After several hours, just when he was about to give up on Seattle entirely, when he had almost started to relish the idea of a long, self-pitying rail journey, Sarah Fahey came hurrying along the path beside the lake. “I am so, so, so sorry we didn’t pay,” she said, breathless. “Gloria sometimes forgets the offers she makes, and we were all so in love with our own images that we coul
dn’t think of anything else. We didn’t realize until later, and we were absolutely horrified. Here.” She held out a folded dollar bill.
He hesitated. “I don’t want to take it.”
“Why not? Of course you have to take it.”
“But I’d like to ask you to take a walk with me, and if you’ve just given me a dollar, you might feel strange about it.”
She lowered her arm a little. “A walk?”
“Just along the lake. If we have nothing to say, you can turn back.”
* * *
—
They walked up the shore of Green Lake, falling into a comfortable stride. She asked how old he was. She was three months older, already seventeen. He asked how she knew Gloria and Hazel, and she said she’d always known them. Their mothers had been friends first. “Don’t you have friends like that?” she asked. “Ones you played with when you were in diapers?”
“Maybe you’d count my friend Caleb, though I doubt he ever wore diapers. He lives nearby, and we just sort of came across each other, him and me and my sister. His mother didn’t know my mother. I didn’t even know my mother.”
“What do you mean? What happened to her? Oh.” She stopped, appalled, covering her mouth with a hand. “I’m sorry. I am so horribly nosy. You don’t have to tell me if you don’t want.”
“No, it’s all right.” He tried, as best he could, to explain his family. He wasn’t accustomed to talking about himself, but when he tried to skip ahead or gloss over details, she interrupted, prompted him to expand. He realized, as he talked, how little he’d said to anyone since he’d left Missoula. In a new city, anonymity fostered silence.

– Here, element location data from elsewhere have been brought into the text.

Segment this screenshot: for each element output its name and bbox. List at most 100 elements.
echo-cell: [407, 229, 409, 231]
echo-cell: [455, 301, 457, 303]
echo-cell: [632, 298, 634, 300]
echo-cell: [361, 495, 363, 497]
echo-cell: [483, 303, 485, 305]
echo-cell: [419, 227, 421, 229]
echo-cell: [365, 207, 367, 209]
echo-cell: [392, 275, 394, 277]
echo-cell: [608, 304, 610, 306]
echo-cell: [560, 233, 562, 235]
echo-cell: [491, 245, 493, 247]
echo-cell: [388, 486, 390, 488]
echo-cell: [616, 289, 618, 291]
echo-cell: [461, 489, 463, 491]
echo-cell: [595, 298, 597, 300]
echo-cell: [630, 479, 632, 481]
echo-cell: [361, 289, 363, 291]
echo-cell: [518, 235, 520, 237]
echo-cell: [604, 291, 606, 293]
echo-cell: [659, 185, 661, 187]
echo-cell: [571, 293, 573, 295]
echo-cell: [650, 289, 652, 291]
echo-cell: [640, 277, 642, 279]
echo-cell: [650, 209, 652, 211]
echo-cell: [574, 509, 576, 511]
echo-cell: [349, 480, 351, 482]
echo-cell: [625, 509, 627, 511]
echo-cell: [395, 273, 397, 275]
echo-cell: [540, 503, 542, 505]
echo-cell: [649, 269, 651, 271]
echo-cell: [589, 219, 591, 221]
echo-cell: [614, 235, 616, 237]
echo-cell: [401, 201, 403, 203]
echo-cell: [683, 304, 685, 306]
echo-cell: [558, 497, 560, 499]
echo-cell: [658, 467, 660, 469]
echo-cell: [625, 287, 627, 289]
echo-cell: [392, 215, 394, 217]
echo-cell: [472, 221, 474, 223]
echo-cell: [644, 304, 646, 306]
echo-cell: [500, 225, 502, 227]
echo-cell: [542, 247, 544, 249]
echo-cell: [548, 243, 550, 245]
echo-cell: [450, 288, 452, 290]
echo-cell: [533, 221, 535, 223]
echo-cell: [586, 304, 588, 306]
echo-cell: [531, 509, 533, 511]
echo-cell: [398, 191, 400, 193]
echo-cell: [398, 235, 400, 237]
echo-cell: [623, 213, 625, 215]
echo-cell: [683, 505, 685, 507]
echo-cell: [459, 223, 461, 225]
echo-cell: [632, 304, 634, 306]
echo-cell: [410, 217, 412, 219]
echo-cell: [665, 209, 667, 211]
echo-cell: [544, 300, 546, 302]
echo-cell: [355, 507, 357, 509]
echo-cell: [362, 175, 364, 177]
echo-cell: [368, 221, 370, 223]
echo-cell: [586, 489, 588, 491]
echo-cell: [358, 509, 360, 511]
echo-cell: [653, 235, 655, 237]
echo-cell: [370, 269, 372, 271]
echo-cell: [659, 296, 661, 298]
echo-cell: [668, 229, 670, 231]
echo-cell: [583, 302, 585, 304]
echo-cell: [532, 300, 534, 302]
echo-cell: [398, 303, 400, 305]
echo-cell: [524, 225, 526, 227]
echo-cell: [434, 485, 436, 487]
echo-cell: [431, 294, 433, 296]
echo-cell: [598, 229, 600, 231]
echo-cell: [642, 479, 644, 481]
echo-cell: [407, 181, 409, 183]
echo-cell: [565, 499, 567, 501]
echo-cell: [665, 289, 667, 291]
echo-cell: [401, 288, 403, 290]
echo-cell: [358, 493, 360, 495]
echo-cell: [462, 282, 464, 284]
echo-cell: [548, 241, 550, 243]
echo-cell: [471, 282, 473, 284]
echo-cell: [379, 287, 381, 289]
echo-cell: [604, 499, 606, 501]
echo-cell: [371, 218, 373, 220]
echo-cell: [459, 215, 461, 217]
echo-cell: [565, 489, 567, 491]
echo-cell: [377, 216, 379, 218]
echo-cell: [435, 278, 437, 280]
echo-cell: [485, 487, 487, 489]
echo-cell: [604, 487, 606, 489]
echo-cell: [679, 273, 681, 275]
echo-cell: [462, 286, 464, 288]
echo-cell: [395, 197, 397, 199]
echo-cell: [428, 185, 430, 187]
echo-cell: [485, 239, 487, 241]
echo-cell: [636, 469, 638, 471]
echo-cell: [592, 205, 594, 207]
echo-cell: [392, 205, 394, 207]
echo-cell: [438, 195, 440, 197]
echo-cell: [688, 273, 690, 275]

She listened with her head tipped toward him and her eyelashes lowered like when he’d first seen her. She had heard of the Josephina Eterna, and she said she thought it had been the right thing for his father to get in the lifeboat but cruel of him to come to Montana at all if he was only going to run off. She asked what it was like to have a twin, and what Marian was like (he told her about the flying but made no mention of Barclay Macqueen). She wanted him to describe his school and his dogs and Wallace. So Wallace had taught him to be an artist? No, he said. Not really. When Jamie was little, Wallace used to seem amused by his drawings, to praise them, but he’d become discouraging, even disdainful.